Our moral perceptions have their basis in social conditioning and our enculturation into a specific culture (Spiro, 1986, p260) and so objectivity can only arise from distancing the observer from his or her preconceived ideas of what is correct and what is morally acceptable. The key to distancing oneself from one’s preconceptions is through relativism; thorough knowledge and understanding of one’s own values and the subtle value-laden assumptions [that] creep into sociological research’ (Weber, 1949, as cited in Jureidini & Poole, 2003, p68).

Social prejudice and a human propensity for ethnocentrism cause observers of a culture other than their own to judge such practices and beliefs as peculiar, yet many of our own practices are peculiar when viewed through the lenses of other cultures’ (Karp, 1990, p74-75, cited in Schultz & Lavenda, 2005, p24). In the Trobriand Islands, the native people’s fear of female sexual power and pollution would seem alien and bizarre from any externally ethnocentric outlook (Glass, 1988, p56).

This view would be essentially subjective, as it relies upon the biases of the observer; the judgement is superficial and does not require any further understanding of the context of the Trobriand’s fears. From a cultural relativist’s perspective, the subject requires contextual understanding before judgement. The Islanders’ history of attack from rival Dobu islanders with a propensity for cannibalism caused Trobriand society to maintain powerful political controls to protect the society from outside infiltration (Glass, 1988, p57).

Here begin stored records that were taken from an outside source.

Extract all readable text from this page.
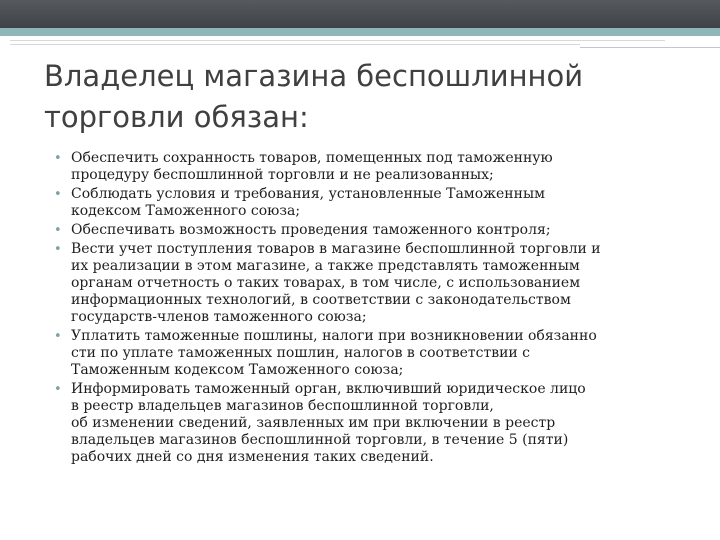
Владелец магазина беспошлинной
торговли обязан:
• Обеспечить сохранность товаров, помещенных под таможенную
процедуру беспошлинной торговли и не реализованных;
• Соблюдать условия и требования, установленные Таможенным
кодексом Таможенного союза;
• Обеспечивать возможность проведения таможенного контроля;
• Вести учет поступления товаров в магазине беспошлинной торговли и
их реализации в этом магазине, а также представлять таможенным
органам отчетность о таких товарах, в том числе, с использованием
информационных технологий, в соответствии с законодательством
государств-членов таможенного союза;
• Уплатить таможенные пошлины, налоги при возникновении обязанно
сти по уплате таможенных пошлин, налогов в соответствии с
Таможенным кодексом Таможенного союза;
• Информировать таможенный орган, включивший юридическое лицо
в реестр владельцев магазинов беспошлинной торговли,
об изменении сведений, заявленных им при включении в реестр
владельцев магазинов беспошлинной торговли, в течение 5 (пяти)
рабочих дней со дня изменения таких сведений.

Rigid controls on bodily hair and gender segregation, although strange to a Western observer, are just symptoms of a society’s survival mechanisms. Through relativism, logical and objective deductions can be made about practices that would be seemingly inferior from a partisan, ethnocentric viewpoint. The radical implication of cultural relativism is that every cultural practice or belief requires an attempt to understand it from a sympathetic perspective, no matter how abhorrent the practice may seem (Greenwood & Stini, 1977, p182, as cited in Schultz & Lavenda, 2005, p25).

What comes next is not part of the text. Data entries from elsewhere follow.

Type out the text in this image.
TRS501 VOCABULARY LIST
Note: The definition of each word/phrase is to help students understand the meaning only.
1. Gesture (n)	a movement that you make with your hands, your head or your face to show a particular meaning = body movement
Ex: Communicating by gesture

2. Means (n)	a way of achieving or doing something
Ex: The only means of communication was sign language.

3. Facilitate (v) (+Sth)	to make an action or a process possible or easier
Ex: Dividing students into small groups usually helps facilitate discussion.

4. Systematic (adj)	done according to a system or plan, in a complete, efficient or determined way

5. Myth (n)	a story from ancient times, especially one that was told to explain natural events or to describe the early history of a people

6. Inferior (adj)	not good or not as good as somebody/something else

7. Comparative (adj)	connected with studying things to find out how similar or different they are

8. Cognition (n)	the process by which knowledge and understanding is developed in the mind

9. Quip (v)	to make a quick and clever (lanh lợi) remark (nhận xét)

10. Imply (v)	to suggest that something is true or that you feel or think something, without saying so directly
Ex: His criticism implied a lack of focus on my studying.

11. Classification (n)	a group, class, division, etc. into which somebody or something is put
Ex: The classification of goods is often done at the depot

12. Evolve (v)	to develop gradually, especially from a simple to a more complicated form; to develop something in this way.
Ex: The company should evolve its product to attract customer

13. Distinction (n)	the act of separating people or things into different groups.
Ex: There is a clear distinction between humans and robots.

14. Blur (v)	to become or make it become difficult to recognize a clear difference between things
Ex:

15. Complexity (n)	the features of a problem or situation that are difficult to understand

However, relativistic thinking does not give free licence and acceptance to all practices; for example, female genital mutilation. There are boundaries drawn by cross-cultural universal values that require an observer to question why a cultural group practices female genital mutilation, but do not stop that observer from condemning the practice as morally repugnant.

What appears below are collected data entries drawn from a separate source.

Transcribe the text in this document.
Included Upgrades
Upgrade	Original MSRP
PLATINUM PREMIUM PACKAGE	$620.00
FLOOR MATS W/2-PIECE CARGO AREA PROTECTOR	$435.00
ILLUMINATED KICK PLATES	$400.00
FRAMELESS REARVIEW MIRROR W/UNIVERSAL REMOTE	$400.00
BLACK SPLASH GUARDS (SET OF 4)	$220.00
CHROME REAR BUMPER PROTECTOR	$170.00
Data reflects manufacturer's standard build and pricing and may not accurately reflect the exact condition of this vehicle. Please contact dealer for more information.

Egyptian and Tanzanian studies have shown a historical context and attempted to understand the cultural reasons for the practice from a relativistic perspective (Boyle et al. 01, p525), but do not lose objectivity in their condemnation of the custom; Objectivity is not sacrificed in condemnation, as the judgement is based on global support for particular human rights, not on the ethnocentric biases of the observer. Marriage, as a social process, differs greatly from culture to culture. Even the most open-minded individuals in a Western society have difficulty understanding the marriage patterns of other cultures. Monogamy is so strongly enculturated into Western society that laws exist to forbid any other form of marriage.

This ethnocentric perception of marriage fails to understand the varied cultural contexts and requirements of the individuals within any given marriage pattern. A relativist, objective understanding of Sinhalese culture in Sri Lanka provides economic reasons for why a second husband may enter into a pre-existing monogamous marriage (Leach, 1955, p183), opposed to an ethnocentric rejection of such a practice as superficially repulsive. Once again, an objective perspective on a controversial subject only arises from relativistic interpretation of cultural backgrounds.

The search for objectivity is essentially philosophical and is the foremost aspiration of any anthropological study. Subjectivity in cross-cultural observation stems from our culturally conditioned value-laden assumptions regarding that which is culturally acceptable. These ethnocentric perceptions of other cultures tend toward superficial judgements against any belief of practice that differs from our own; only through a relativistic approach can one observe objectively, and in context, the customs of a foreign culture.